Why Should the Administration Follow the Law?
Talking Points Memo has a letter from Patrick Leahy to Alberto Gonzalez:
You did not appear before the Committee or produce any documents and you have provided no explanation for your failure to do so. Today at 2 p.m. was the return date and time for you to appear before the Committee and bring with you the documents compelled by the Judiciary Committee’s May 2 subpoena.
The Administration has ignored laws before, and has said that it would ignore various subpoenas in the past. Some of the recent evidence that members of the Executive have provided to Congress, even under oath, seems to be at least less than truthful and might even be considered perjury should someone be interested in prosecuting. And here we have an example of a subpoena by Congress simply being ignored.

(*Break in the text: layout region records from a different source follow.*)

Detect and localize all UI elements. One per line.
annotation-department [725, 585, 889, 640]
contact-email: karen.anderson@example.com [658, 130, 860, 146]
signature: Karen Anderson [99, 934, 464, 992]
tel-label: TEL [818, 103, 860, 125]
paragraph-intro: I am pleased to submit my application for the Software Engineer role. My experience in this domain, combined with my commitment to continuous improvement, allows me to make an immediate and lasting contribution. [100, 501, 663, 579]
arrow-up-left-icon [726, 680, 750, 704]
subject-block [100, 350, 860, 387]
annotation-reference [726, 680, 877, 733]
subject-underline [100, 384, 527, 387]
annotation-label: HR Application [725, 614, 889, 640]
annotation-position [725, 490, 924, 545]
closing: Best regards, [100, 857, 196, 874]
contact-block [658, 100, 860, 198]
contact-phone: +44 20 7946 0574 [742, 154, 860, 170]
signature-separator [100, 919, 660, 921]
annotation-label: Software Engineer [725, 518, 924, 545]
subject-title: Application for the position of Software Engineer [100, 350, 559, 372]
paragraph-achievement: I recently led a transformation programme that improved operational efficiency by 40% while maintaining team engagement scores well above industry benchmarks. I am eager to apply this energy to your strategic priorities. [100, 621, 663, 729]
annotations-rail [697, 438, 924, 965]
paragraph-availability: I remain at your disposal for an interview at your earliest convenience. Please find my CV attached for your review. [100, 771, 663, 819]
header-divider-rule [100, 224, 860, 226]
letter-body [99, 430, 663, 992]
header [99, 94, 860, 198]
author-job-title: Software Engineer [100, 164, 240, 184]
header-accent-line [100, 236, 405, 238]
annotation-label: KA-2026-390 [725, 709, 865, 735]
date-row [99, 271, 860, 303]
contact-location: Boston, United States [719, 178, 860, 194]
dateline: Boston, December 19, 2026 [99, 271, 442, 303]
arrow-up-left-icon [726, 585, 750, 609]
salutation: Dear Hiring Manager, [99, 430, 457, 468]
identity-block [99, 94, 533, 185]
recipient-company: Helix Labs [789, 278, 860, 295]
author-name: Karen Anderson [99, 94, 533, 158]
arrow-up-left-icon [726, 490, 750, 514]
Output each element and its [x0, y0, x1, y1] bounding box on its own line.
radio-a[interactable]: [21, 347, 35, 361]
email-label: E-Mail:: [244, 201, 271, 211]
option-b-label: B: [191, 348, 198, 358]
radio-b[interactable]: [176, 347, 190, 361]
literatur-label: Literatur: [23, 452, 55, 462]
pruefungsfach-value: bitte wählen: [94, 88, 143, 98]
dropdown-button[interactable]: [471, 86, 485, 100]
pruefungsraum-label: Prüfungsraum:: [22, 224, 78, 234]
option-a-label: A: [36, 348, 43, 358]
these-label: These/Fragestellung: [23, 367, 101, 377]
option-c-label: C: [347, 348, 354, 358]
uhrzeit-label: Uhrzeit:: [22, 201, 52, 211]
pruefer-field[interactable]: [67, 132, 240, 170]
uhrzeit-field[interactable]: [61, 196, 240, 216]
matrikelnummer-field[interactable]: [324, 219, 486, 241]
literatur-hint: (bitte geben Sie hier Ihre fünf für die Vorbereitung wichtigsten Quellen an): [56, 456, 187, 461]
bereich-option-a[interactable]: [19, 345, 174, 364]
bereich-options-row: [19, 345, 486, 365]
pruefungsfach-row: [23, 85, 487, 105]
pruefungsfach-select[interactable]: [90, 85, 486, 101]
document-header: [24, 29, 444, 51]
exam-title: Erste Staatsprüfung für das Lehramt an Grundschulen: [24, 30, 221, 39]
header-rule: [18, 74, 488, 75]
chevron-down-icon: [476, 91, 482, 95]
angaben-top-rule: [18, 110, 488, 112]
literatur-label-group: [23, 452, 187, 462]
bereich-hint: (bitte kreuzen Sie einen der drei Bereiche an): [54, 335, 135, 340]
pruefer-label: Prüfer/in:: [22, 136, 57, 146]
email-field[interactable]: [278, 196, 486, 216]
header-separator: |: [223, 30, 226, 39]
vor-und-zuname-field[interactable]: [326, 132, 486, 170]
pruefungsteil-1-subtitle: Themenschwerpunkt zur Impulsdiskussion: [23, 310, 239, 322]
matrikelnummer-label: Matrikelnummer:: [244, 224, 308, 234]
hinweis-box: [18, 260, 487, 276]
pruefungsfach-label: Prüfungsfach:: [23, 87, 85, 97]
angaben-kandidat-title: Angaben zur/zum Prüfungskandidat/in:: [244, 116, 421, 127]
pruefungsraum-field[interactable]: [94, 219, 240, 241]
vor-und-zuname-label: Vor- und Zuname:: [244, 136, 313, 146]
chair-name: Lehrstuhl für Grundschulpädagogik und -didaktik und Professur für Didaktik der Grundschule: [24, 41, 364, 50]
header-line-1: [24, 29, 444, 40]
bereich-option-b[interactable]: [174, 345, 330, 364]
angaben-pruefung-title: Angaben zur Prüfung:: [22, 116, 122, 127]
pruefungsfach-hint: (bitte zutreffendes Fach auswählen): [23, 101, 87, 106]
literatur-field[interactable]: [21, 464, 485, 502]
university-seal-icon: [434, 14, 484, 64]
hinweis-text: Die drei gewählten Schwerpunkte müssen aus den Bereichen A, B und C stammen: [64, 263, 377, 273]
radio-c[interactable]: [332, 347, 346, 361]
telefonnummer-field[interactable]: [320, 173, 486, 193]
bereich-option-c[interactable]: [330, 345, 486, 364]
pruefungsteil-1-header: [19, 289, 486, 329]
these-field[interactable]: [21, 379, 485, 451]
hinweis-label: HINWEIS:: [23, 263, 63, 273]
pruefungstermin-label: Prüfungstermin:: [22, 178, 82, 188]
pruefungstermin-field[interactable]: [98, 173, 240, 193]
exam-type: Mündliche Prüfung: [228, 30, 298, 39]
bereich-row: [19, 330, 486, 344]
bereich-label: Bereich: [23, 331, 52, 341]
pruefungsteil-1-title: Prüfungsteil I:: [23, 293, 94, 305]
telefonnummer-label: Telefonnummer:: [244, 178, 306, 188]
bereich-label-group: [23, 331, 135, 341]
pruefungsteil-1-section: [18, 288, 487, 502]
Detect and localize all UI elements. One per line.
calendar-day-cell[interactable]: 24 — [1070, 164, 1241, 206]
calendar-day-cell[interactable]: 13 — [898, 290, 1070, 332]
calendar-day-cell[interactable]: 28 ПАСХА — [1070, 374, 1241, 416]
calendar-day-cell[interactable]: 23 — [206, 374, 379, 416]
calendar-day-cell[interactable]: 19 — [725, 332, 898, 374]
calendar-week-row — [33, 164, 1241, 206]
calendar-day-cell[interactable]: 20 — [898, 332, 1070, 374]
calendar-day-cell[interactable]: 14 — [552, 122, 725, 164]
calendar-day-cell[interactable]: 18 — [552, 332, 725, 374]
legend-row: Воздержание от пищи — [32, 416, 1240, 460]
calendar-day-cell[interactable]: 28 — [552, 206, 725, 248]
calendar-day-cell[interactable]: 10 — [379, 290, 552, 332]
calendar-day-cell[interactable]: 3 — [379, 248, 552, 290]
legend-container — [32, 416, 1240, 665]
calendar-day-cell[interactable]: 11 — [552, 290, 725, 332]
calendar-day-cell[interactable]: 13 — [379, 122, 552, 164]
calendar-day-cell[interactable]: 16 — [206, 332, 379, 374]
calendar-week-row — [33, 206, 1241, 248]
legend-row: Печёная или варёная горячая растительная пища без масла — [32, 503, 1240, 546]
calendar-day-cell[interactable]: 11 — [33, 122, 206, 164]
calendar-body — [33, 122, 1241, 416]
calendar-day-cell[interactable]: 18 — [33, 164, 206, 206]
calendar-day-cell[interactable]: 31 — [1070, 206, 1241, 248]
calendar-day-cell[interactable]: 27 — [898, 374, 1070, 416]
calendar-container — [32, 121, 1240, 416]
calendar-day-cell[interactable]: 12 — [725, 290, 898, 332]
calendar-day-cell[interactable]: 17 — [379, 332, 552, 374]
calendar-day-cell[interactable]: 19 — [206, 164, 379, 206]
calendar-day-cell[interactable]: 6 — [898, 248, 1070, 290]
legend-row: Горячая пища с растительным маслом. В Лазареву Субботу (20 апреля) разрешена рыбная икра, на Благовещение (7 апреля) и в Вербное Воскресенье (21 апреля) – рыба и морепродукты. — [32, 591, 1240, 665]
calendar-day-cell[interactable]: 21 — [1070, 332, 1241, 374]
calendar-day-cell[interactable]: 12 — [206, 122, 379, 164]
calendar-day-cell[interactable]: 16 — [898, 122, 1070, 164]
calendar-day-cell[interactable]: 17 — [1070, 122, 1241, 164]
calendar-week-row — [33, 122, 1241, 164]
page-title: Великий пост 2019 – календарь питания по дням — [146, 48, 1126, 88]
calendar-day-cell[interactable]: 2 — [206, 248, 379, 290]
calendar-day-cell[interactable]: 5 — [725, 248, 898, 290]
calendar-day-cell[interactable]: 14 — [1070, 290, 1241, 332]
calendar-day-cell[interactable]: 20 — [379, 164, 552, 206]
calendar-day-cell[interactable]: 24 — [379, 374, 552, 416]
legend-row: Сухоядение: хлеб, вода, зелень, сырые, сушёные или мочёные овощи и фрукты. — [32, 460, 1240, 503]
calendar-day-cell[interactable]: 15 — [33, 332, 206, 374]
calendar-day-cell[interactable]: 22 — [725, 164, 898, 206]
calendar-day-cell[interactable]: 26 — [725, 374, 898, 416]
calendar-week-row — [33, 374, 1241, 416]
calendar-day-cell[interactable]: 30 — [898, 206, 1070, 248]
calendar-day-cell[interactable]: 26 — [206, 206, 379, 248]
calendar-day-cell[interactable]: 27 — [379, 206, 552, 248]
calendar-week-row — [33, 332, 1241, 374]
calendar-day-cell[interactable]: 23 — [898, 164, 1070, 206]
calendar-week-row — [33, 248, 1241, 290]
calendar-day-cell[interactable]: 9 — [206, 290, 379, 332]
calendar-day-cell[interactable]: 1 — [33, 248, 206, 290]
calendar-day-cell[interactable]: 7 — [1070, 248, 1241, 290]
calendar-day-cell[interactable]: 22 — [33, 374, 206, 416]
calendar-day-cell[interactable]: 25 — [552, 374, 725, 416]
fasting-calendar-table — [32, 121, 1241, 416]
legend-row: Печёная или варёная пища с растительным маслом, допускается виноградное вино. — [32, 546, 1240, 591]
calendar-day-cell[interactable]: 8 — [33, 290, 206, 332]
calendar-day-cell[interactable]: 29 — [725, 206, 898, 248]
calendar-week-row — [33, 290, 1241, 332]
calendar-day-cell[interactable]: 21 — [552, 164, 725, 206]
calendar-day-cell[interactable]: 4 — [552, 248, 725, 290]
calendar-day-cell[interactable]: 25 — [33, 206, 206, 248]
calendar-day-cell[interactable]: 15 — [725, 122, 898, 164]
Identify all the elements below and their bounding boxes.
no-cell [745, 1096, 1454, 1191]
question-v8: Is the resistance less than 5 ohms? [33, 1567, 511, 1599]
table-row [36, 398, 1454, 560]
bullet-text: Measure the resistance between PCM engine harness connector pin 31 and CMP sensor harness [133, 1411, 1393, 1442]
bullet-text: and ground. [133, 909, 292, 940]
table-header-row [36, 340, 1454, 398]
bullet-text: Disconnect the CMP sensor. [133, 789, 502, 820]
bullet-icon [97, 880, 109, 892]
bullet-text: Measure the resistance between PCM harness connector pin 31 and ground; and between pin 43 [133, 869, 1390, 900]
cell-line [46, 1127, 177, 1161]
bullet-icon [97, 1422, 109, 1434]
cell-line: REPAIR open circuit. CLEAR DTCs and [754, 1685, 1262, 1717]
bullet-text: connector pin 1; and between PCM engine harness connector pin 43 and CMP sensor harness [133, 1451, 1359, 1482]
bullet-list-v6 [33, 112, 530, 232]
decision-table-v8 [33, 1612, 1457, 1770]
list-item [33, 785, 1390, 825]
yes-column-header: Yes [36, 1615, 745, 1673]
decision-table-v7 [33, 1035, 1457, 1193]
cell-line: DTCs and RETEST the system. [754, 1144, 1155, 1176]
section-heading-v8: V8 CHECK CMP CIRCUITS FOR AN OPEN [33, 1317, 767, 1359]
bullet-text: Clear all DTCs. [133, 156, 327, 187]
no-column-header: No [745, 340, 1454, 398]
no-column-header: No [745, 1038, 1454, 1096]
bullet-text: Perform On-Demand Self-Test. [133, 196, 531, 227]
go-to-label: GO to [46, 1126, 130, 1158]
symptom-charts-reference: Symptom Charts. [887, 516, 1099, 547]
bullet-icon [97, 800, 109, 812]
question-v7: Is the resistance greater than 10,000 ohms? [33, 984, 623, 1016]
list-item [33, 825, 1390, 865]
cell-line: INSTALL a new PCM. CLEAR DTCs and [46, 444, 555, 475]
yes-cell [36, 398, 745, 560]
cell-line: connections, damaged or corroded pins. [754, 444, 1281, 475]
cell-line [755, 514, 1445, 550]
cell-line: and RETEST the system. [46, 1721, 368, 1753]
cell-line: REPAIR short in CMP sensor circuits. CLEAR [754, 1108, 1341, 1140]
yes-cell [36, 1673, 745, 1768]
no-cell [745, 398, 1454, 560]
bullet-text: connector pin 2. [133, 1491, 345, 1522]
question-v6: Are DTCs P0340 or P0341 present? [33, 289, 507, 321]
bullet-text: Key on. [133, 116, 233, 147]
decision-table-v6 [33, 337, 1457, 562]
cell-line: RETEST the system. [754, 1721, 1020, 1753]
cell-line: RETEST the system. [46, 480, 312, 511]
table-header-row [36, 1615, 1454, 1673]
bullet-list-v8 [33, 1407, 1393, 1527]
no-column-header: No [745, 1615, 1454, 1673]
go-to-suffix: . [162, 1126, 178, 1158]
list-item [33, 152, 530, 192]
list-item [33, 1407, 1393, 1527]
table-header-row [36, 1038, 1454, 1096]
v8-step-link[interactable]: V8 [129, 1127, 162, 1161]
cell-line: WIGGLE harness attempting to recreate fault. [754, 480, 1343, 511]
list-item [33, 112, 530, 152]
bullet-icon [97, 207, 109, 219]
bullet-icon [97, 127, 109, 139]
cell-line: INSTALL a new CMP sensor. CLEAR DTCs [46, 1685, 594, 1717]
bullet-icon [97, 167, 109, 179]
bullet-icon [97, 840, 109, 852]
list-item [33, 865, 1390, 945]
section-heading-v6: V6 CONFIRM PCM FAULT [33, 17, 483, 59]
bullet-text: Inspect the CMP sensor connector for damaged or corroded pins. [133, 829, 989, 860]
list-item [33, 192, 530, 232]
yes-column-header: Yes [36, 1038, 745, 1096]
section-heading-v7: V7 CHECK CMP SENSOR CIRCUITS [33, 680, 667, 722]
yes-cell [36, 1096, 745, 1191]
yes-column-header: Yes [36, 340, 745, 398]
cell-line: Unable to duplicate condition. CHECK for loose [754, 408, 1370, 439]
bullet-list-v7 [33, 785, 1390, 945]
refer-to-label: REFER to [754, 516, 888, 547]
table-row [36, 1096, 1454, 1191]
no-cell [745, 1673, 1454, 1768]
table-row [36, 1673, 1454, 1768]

In each case, the explanation tends to be something that in plain English amounts to: “The Administration feels that complying with this will unconstitutionally interfere with the powers of the executive” or “The Administration feels that compling with this will hurt the country in the war on terror.”
What stops GW from doing this any time he feels like it from now on? For instance, if November 2008 comes around and the American public elects a “surrendocrat” as President, what keeps GW from simply refusing to step down on the grounds that doing so will embolden Osama?
In the end, there is nothing to compel compliance except the fragile thread that is democratic tradition and Will. Congress’ failure to exert any oversight for the past few years has frayed the democratic thread to the snapping point. And what is the Will that is left? That is the Will of someone who would retain power beyond the limits of the Constitution, the Will of those whose support he/she would need, and the Will of the people to oppose him/her.
I hasten to add… I don’t think we’re in any danger of that happening. Even if the thought occurred to him to behave in such a way, GW seems to be more or less demoralized. Why would he want to cling to power beyond January 2009 if that means he’d still have to find the solution to Iraq and Afghanistan that has eluded him so far? Those who would have to support him – well, GW does have his supporters.
Thomas Sowell and his ilk might support GW becoming a dictator, but I don’t see the military or the rest of the security apparatus going along at this point. As to the people… I don’t think they enter into the calculation at all. If GW did feel like it, and the military/security apparatus did go along with it, tens of thousands of marchers here and there would make no difference.
But what worries me is that just because GW is incompetent, demoralized, and lacking in support by any except the most irrational 28% by the end of his term doesn’t mean the next guy to push the envelope will be. The time for “we the people” to have agitated was before the precedent was set. Now, what is left is the Will of the President and the Will of those who would have to support him.